Quote:
Originally Posted by Artha
I have 0.4.2 and try to do by hand a book from PDF to ePub. I have changed the file to barebones HTML and will attach a CSS file later. Now, things should be nice and clean with only the HTML tags and nothing more.
Yet when I hit „Generate TOC from headings” an id="heading_id_2" or id="heading_id_3" is attached to the headings. Why is that?
And can it be disabled?
|
You don't need the id="heading_id_2" if each chapter is a separate file. All you do in the NCX is call the file you want for each chapter entry without needing the # anchor.
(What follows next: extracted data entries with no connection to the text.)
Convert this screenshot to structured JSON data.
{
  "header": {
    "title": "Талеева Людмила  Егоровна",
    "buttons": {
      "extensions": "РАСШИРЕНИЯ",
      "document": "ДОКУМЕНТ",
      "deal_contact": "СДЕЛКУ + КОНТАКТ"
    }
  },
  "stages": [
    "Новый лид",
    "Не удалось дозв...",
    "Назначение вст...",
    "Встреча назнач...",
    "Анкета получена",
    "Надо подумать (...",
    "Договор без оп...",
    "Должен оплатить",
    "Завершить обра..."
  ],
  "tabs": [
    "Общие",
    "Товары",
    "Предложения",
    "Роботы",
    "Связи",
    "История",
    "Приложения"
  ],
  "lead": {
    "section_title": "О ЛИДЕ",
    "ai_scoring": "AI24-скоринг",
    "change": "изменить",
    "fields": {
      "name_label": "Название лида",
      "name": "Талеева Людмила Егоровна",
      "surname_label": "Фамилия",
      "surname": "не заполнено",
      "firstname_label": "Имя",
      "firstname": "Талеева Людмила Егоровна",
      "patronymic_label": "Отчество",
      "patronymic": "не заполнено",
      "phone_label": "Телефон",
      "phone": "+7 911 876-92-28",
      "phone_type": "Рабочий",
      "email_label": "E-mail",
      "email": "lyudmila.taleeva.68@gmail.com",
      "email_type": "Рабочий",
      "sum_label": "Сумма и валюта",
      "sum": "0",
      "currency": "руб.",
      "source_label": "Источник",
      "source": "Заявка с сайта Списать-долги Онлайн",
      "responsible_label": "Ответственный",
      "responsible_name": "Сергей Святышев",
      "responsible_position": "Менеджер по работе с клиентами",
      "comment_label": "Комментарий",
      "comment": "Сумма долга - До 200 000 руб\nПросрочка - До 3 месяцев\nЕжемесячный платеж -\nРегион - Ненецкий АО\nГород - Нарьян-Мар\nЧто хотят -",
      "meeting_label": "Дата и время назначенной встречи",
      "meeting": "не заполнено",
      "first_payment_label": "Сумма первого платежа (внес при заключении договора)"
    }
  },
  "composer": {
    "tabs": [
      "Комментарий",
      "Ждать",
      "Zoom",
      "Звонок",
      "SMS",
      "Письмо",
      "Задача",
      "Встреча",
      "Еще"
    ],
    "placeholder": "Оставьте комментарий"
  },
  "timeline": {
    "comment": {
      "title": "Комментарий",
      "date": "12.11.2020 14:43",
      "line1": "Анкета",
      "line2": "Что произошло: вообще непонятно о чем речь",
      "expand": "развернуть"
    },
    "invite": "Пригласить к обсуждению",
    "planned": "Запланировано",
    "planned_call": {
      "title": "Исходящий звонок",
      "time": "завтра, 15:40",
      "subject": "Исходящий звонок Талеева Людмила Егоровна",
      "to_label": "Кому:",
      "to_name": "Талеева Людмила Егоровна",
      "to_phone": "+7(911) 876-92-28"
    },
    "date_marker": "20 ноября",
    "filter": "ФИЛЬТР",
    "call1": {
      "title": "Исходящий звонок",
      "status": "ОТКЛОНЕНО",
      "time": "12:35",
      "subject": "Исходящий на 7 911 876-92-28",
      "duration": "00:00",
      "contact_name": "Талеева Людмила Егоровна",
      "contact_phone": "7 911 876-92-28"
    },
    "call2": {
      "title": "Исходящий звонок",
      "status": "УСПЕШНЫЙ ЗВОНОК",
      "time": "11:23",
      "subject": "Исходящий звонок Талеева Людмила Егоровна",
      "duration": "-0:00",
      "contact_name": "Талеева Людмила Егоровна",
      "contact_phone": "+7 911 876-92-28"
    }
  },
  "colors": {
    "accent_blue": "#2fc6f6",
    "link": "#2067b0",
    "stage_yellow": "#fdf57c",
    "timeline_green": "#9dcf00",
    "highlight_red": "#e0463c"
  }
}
What I do is use regex to strip it. I would search for od="heading_id_[0-9]*" and replace with nothing. This works in Notepad++. I've not tried it in Sigil so I do not know if that regex would work. Someone may be able to fix it if it's incorrect.
Quote:
Originally Posted by Artha
Weird. Why would Calibre use span, or <i>, when there's <em> for that?
|
Because that's what is in the HTML generated from the PDF.
I've seen code from some conversions were there was something like <p class=para"><span>text of the book</span></p> in every line and it got worse with italics. I was able to regex remove most of it and then manually remove it for every line that had italics.
With Calibre, a lot of the oddities are in the source fed to it.